Ofcourse with some effort it would be possible to change the kernel-venus protocol systems, but there are other reasons as well...
Intercepting each individual read and write operation would cause significant overhead. Not only would we need a context switch between the application and the Coda cache manager, we would end up copying the same data several times. Also simply hooking into the read and write operations doesn't see accesses to an mmap'ed file. For those we'd have to intercept read and write operations on a page-by-page basis (readpage/writepage) which introduces more overhead because we need an upcall for every 4KB of data and it introduces the possibility of a pretty serious deadlock in the kernel.
A deadlock? Yes, consider a system that is quite low on memory, most of the Coda userspace has been swapped or paged out. Now somewhere some process needs a page, but nothing is easily available, this causes the kernel to try to flush dirty pages to disk, so it calls writepage for dirty pages. But if this writepage happens to be for a Coda file there are several places that also might need memory pages. We allocate some memory for the upcall message, then when venus wakes up it might need to page in some code pages, or it might need to pull data structures from swap, and finally Coda needs to write the page to the actual container file, which requires allocation. All of these places where we might need a page will then block waiting for the dirty page writeout operation to complete. But that one is waiting for an answer from us.
Ofcourse we can limit Coda's functionality by simply denying shared/writeable mmaps to avoid such a deadlock situation, this is what the FUSE developers have done.
With fat pipes that have a high latency it is more efficient to stream a whole file, than to fetch individual blocks. Ofcourse the existing SFTP implementation doesn't necessarily stream very well and has a lot of overhead since it deals with 1KB packets in userspace, we want want to eventually replace it to something that uses either TCP and sendfile or a reliable dategram protocol like SCTP.
If we have a 100KB/s link with a 200ms RTT, we could have moved another 20KB of data in the time it takes us to make a single rpc for the next block. The kernel does some readahead which fills in the gaps, but with a 4KB pagesize, we would need 5 concurrent read requests on the wire to fill this particular pipe when we make rpcs on a block-by-block basis. And networks are getting faster while geographical distances stay the same. So the 100ms latency between here and europe will most likely stay around that value, while the available bandwidth will steadily increase. In the end, when we have Gb/s across the atlantic, it will be much more efficient to fetch a whole ISO image at once than to request the thousands of individual blocks which would probably still take several hours.
There are few possibly optimizations that I actually do consider valuable, for instance we shouldn't bother fetching a file if the process set the O_TRUNCATE flag on open.

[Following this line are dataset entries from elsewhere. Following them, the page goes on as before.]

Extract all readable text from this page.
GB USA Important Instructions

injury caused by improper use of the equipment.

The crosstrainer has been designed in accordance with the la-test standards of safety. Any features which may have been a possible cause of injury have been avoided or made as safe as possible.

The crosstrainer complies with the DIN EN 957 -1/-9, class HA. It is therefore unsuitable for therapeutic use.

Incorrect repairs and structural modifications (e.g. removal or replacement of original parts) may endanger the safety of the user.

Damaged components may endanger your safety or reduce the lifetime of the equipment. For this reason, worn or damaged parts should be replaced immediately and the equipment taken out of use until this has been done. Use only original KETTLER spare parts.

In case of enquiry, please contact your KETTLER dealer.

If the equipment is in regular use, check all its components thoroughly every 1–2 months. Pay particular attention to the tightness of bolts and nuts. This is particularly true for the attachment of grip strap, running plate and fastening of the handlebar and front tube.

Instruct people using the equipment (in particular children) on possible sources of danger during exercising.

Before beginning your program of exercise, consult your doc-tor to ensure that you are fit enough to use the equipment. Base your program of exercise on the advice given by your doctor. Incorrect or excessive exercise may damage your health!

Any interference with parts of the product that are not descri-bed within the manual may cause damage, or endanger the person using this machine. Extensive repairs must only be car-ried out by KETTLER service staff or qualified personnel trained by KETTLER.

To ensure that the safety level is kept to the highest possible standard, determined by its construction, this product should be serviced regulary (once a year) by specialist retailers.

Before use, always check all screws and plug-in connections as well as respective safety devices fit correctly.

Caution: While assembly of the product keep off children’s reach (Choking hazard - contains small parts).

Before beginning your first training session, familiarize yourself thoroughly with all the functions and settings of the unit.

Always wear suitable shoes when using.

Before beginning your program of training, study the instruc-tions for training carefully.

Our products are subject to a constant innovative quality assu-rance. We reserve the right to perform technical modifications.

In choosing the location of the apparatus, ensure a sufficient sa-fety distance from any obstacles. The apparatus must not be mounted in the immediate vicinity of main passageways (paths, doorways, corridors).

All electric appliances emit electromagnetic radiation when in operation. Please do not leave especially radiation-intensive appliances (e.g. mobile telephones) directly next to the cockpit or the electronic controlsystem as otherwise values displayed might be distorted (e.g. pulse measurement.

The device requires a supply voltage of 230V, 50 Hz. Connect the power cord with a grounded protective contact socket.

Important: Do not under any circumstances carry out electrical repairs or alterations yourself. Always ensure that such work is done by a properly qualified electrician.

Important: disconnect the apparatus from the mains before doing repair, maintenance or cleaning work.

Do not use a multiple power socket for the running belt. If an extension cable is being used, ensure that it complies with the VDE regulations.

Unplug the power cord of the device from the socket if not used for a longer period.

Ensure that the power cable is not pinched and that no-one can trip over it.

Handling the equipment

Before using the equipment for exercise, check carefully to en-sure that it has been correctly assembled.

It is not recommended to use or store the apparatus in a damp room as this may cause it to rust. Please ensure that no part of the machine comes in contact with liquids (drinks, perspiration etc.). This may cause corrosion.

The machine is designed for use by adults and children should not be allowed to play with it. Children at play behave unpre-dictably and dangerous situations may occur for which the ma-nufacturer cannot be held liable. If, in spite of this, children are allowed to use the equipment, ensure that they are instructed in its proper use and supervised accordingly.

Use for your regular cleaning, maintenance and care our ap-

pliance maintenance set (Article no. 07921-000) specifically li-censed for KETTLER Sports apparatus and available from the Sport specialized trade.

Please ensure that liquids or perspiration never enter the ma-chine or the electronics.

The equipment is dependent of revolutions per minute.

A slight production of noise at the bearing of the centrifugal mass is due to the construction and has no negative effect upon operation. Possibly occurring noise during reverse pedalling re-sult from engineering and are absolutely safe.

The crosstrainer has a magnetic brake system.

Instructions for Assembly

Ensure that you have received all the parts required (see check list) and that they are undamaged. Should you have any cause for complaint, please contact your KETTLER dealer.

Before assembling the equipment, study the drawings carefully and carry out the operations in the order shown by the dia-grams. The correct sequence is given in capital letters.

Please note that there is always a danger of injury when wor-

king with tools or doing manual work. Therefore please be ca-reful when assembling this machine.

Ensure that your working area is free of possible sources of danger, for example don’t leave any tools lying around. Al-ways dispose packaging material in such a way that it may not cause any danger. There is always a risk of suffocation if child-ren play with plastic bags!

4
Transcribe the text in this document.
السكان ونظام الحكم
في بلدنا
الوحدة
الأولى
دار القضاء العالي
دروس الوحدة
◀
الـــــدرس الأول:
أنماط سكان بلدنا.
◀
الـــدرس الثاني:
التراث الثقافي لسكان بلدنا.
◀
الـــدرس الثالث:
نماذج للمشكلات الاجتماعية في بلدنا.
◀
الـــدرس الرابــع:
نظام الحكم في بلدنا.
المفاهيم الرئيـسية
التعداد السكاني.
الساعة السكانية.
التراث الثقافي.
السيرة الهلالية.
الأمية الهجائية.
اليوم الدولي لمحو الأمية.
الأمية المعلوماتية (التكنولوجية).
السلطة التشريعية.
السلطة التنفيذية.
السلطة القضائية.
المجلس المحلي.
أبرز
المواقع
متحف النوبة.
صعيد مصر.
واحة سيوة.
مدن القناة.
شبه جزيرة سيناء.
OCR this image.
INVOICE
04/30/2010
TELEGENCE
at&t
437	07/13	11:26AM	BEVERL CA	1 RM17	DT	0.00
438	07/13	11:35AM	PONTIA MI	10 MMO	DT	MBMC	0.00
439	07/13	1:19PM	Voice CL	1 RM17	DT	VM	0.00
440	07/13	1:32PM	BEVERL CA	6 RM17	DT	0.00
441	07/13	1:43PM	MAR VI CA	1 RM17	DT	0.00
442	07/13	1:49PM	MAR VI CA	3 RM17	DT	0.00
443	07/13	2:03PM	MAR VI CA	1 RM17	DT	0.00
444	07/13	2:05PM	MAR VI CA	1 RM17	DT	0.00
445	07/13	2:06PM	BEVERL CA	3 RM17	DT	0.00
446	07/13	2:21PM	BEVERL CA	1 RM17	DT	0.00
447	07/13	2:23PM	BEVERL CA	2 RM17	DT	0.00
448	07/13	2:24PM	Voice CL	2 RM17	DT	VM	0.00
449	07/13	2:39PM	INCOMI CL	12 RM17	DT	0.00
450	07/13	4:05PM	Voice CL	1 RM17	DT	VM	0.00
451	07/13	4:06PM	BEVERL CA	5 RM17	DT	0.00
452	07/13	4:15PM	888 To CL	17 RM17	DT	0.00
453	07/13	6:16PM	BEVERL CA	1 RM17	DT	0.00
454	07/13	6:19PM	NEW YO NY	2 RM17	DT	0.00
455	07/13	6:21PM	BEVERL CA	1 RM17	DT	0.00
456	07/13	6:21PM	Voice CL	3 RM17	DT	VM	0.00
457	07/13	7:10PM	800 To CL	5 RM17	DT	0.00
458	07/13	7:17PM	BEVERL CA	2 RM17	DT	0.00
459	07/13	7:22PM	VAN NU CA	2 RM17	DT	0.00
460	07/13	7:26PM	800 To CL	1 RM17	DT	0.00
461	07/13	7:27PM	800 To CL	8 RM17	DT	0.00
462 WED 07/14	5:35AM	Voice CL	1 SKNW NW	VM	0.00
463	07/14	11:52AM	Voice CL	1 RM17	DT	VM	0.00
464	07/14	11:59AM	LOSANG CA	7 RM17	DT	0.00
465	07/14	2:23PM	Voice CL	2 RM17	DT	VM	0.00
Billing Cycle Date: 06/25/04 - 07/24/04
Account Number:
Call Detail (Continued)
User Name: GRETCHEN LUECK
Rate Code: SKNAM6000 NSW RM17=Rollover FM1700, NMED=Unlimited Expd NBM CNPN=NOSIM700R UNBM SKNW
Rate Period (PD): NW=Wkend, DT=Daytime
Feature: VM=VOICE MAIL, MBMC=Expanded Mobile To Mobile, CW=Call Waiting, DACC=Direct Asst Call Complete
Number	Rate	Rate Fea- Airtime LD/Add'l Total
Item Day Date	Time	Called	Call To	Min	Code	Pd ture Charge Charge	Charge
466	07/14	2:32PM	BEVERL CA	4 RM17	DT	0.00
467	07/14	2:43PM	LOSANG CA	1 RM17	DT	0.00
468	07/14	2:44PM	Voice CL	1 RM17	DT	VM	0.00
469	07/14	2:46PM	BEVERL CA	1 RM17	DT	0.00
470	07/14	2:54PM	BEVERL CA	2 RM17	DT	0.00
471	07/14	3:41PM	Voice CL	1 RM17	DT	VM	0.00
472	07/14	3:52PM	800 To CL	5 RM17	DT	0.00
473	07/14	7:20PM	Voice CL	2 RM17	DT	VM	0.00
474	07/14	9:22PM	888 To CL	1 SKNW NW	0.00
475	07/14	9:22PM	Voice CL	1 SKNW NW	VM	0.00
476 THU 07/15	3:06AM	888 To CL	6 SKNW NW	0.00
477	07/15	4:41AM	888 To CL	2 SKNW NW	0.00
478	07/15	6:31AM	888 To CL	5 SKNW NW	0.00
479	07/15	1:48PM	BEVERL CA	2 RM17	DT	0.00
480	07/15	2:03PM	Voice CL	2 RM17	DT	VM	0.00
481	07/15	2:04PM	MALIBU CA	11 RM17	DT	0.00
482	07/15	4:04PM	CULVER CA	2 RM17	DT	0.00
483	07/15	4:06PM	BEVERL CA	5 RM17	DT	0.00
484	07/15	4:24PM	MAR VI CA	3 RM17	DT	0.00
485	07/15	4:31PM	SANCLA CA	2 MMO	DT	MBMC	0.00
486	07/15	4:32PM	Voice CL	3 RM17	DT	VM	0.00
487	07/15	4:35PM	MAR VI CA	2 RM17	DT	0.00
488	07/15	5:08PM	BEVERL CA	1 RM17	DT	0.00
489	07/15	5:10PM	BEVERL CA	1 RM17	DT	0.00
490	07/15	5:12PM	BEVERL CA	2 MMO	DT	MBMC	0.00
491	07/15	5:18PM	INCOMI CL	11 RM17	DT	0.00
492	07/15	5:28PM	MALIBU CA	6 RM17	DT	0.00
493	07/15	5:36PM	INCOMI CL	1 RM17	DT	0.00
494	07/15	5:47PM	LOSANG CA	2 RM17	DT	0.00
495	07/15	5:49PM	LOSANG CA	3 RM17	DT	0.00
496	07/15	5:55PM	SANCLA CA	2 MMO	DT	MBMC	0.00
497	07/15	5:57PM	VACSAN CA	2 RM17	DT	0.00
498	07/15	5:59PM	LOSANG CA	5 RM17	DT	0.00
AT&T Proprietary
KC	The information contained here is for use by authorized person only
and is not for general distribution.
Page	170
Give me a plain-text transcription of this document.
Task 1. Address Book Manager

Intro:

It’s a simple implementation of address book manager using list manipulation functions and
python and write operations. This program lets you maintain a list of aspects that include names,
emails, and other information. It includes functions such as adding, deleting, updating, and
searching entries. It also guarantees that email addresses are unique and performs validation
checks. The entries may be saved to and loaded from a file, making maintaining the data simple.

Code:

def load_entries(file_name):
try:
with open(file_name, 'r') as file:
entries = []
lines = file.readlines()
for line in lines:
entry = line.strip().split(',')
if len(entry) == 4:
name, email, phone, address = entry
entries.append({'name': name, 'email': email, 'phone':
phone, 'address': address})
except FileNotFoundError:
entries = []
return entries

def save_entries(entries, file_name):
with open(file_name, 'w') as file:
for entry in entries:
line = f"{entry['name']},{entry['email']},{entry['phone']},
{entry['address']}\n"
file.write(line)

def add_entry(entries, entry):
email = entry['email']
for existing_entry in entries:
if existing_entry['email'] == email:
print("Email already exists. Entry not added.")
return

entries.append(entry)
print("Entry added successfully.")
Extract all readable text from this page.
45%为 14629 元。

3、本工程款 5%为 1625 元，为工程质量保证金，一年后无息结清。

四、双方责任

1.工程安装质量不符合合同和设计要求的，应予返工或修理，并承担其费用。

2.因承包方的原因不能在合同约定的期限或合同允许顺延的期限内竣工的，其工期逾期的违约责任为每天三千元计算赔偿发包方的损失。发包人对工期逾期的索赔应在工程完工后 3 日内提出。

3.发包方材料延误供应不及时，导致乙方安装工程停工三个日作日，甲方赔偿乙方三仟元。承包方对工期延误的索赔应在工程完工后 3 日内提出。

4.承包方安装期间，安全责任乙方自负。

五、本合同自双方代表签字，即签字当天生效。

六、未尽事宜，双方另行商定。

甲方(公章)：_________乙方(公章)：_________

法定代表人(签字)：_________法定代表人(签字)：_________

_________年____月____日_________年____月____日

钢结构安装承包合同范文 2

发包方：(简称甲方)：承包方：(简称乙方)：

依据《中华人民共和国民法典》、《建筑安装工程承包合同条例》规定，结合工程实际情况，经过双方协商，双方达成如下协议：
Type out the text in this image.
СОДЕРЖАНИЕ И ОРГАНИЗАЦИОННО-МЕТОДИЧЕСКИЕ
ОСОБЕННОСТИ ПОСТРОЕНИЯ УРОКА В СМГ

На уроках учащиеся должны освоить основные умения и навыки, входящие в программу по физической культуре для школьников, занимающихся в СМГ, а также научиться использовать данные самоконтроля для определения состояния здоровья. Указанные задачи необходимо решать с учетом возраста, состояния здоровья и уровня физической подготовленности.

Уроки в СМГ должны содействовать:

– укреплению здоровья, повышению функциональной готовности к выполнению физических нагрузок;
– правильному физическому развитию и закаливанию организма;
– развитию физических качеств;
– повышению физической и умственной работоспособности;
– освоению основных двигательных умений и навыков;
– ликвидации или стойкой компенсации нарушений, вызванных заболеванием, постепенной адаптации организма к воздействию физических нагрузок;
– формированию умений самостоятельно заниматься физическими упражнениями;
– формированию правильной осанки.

And possibly give early access to the parts that have already arrived while the file is still being fetched. But such early access does add a lot of complexity to the kernel module and requires some thinking on what to do when the application expects non-blocking operation on reads and writes, although I guess the kernel already doesn't give non-blocking guarantees for local disk files anyways. Or what to do if some application opens a lot of files just to look at the first couple of bytes of each file, etc.